Bediüzzaman Ankara’da (1)
YORUM | M. NEDİM HAZAR
“Ey felâket, helâket asrının adamı,
senin de reyin var. Fikrini beyan et.”
(Sunühat)
“Bin bir adı vardır bir adı Hızır
Her nerde çağırsan orada hazır.”
Halk Türküsü
O ne incelikli, naif ve derin bir eserdir öyle. Hz. Bahaeddin Sultan Veled’in az bilinen Rebabnâme’sinden bahsediyorum. Hz. Mevlana aşkından yazmıştır bu eseri: “Deldiğim inciler o akıp duran deryâdandır (Mesnevî), bu kitap (Rebabnâme) merd-i Hüdâ’nın (Hz.Mevlâna) övgüsü için yazılmıştır.” Ki epey kısmını Hz. Musa ile Hz. Hızır maceralarına ayırır. Oradan aktarıyorum:
“(Hz. Musa) Büyük lütuflara eriştiği halde Cenab-ı Hakk’a dua etti ki: “Ey Rabb-i Kerim’im! Bana Hızır’ı bir defa göster! Bu gamlı gönlüme merhamet buyur!” Eğer Hızır’ı görmek mühim bir iş olmasaydı, bu kadar bağışa eriştikten sonra Cenab-ı Hak’tan onu yalvararak ister miydi? Ona kavuşmayı bu derece arzuyla ister miydi? Birçok feryat ve niyaz ve yanıp yakılmadan sonra Cenab-ı Hak, haline merhamet etti. Buyurdu ki: “Halktan uzak ol, usanmadan yaya olarak yoluna devam et! Ey seçkin kahraman, bu yolda yoldaşsız olarak tek başına devam et. Tâ ki seni yalnız olarak görsün, senden yüz çevirmesin, seni güler yüzle karşılasın.” Öyle yaptı, kendi kavminden kaçtı, o maksat uğrunda her şeyi feda etti. Nihayet birçok dert ve sıkıntıdan sonra arzuladığına kavuştu.” (Rebabname, Byt 3830:3835)

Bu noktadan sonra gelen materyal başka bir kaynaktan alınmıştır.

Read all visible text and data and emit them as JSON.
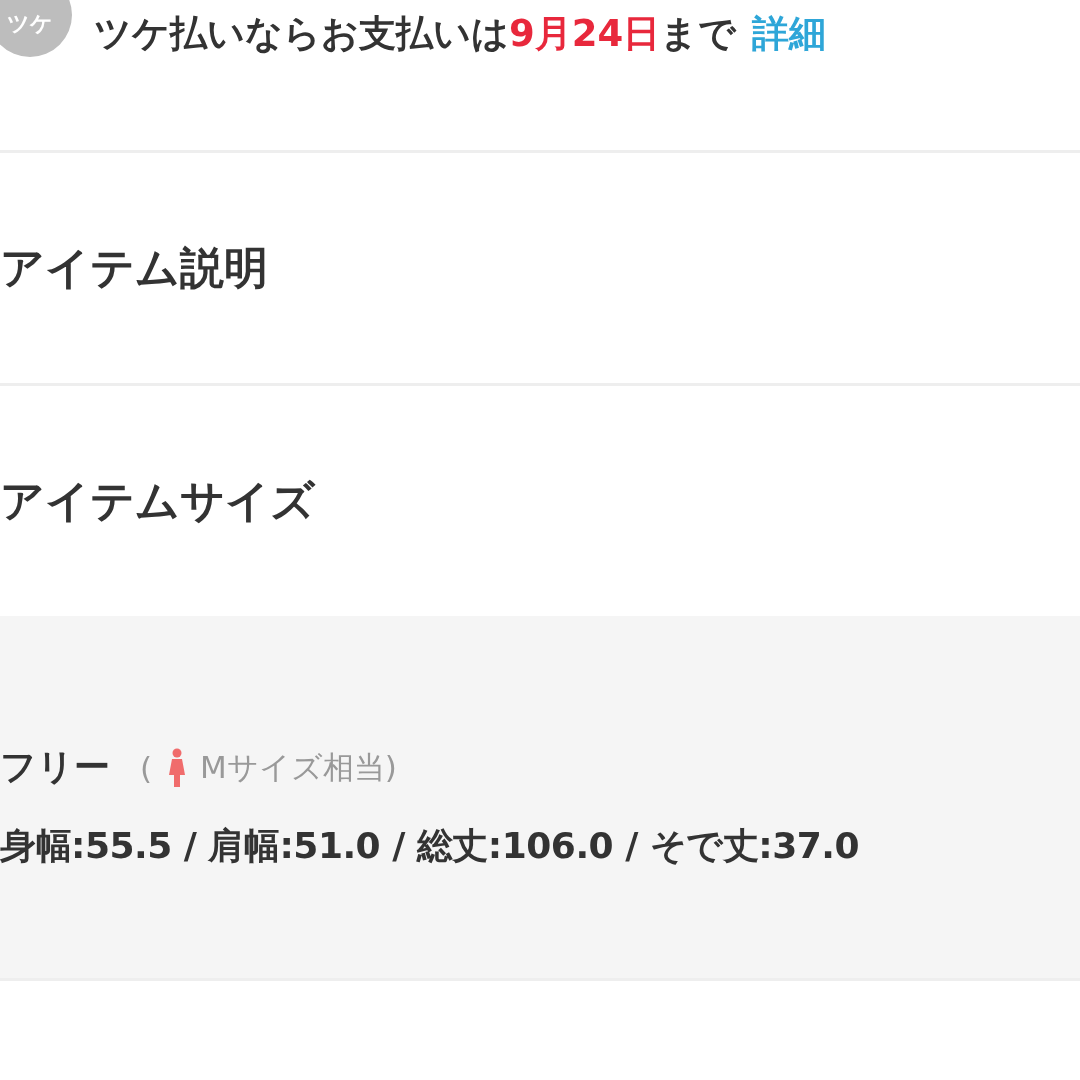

Bugün size bir Said’den bahsedeceğim.
Kendisi aynı zamanda mollaydı.
Bediüzzaman değil, hayır.
Nasıl ki, tarihten bihaber seküler kesim için Şeyh Said ile Bediüzzaman Said Nursi aynı kişi ise, pek çok kişi (bunların içinde bilim adamları, siyasetçiler, yazar çizer takımı bile var) Molla Said ile Said Nursi’yi aynı kişi zannediyor.
Oysa aralarında cennet ile cehennem kadar fark var. Hatta biri diğerini İngilizler suikast düzenlesin diye ihbar edecek kadar düşman!
Tabii biz bugün konforlu alanımızdan geçmişe bakıp bu kanaate varıyoruz ancak o tarihte bahsini ettiğimiz Said Molla’nın hangi saiklerle hareket ettiğini de tam olarak bilemiyoruz. Kim bilir, belki de kendince haklı sebepleri vardı?!
Neyse bizim işimiz adalet dağıtmak değil, tarihi hassas bir vicdan ve göz ile ele almak.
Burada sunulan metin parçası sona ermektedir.